Tiaras can be defined as an ornamental, often jeweled, crown-like semicircle worn on the head by women on formal occasions. Traditionally, the word "tiara" refers to a high crown, often with the shape of a cylinder narrowed at its top, made of fabric or leather, and richly ornamented. The kings and emperors of some ancient peoples in Mesopotamia used it. The Assyrians used to include a pair of bullhorns as a decoration and symbol of authority and a circle of short feathers surrounding the tiaras top.
The Persian tiara was more similar to a truncated cone, without the horns and feathers but more jewels, and a conic-shaped tip at its top.

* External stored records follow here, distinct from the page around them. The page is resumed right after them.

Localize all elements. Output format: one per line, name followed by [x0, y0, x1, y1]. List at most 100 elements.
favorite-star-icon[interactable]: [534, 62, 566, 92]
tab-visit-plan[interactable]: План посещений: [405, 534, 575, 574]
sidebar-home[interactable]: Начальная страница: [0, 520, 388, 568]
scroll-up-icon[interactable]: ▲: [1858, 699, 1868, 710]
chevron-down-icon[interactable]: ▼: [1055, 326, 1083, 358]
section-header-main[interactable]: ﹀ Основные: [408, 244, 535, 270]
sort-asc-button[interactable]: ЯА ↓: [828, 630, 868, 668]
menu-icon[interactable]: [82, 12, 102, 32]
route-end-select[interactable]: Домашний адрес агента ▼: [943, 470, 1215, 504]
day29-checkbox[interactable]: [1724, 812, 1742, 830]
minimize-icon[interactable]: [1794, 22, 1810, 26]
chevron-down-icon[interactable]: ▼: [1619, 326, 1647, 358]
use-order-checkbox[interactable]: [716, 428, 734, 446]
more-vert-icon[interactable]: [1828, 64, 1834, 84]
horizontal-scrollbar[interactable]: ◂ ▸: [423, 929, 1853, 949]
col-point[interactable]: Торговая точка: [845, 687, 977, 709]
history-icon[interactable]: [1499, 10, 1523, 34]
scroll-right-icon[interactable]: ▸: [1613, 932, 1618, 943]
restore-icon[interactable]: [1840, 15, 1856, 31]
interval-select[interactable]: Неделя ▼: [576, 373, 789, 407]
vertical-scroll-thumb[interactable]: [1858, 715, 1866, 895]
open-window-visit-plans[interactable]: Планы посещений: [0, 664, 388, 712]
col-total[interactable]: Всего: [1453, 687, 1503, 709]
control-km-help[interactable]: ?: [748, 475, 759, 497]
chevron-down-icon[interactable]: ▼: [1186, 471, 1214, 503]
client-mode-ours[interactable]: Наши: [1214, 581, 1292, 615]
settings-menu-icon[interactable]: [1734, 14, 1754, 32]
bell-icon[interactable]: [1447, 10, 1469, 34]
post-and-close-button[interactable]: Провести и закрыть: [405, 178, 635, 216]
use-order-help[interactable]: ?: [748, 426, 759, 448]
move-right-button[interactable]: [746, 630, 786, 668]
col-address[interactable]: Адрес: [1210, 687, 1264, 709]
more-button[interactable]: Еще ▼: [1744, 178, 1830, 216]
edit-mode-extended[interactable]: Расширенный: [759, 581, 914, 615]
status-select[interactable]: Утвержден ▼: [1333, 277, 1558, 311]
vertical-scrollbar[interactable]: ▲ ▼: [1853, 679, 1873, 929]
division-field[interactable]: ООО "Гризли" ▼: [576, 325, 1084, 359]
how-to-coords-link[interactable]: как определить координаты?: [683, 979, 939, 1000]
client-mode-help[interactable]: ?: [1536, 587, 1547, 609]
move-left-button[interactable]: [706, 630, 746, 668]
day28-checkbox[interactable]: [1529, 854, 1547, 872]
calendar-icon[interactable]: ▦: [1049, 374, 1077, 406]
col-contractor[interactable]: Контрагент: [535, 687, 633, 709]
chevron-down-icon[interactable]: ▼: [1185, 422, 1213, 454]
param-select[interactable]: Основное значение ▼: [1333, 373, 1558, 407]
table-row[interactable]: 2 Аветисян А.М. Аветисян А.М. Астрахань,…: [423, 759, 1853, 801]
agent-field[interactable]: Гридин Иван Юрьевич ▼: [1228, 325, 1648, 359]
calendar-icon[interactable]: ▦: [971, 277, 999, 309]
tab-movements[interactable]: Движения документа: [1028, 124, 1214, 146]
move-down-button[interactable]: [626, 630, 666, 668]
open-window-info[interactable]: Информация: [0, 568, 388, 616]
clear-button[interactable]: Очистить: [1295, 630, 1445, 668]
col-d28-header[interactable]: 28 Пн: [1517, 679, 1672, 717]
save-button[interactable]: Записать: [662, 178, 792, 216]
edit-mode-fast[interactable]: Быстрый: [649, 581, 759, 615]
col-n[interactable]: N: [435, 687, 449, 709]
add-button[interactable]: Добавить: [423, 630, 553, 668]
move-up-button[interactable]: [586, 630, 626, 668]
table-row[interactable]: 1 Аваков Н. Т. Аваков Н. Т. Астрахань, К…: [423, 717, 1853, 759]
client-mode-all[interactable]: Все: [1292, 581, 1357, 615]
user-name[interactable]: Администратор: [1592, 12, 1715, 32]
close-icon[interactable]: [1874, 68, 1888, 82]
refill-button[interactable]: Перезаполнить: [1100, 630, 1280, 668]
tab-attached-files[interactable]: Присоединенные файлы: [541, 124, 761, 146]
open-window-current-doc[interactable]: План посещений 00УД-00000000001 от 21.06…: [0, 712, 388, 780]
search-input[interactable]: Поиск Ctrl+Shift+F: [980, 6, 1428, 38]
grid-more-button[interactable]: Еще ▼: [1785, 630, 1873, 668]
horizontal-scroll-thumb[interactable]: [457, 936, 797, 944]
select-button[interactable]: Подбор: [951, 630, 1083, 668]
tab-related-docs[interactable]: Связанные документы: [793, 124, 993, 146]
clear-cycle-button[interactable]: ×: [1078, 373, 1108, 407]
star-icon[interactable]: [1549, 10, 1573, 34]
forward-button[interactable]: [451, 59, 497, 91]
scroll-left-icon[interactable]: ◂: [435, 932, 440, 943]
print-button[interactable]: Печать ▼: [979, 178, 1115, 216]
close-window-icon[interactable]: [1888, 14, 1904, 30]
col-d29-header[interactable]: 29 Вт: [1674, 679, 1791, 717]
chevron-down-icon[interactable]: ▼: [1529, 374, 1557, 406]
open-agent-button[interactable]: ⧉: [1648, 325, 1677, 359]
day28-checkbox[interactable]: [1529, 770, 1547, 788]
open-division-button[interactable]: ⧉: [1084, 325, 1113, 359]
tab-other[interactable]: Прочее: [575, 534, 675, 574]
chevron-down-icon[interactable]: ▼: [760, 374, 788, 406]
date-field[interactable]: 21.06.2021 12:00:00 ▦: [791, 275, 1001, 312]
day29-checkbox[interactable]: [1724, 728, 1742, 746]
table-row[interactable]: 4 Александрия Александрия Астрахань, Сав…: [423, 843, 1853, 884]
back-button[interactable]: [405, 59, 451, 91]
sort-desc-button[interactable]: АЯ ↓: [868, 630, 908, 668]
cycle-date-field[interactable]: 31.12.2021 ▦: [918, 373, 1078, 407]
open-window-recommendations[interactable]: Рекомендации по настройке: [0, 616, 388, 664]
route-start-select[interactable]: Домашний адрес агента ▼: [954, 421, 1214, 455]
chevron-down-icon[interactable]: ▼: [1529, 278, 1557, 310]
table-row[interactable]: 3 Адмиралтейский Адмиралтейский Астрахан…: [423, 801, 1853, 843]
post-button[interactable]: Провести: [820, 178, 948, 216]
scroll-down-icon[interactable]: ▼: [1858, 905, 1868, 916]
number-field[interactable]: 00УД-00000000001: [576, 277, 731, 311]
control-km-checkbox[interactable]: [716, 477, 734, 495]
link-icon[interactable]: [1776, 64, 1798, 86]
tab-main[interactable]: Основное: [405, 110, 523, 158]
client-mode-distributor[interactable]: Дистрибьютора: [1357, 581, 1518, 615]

In the Roman Catholic Church, the Papal Tiara is a high cap surrounded by three crowns and bearing a globe surmounted by a cross-worn by the Pope during certain ceremonies, being the symbol of his authority.
In modern times, however, a tiara is generally a semi-circular band, often metal-made and decorated with jewels, which is worn as a form of adornment and not as a symbol of rank. It is worn by women around their head or on the forehead as a circlet. They are frequently used to "crown" the winners of beauty pageants and are also sometimes worn by the bride as part of a wedding outfit. The fictional superheroine Wonder Woman is usually depicted wearing a tiara; hers can be thrown as a weapon, as can that worn by the character known as Sailor Moon.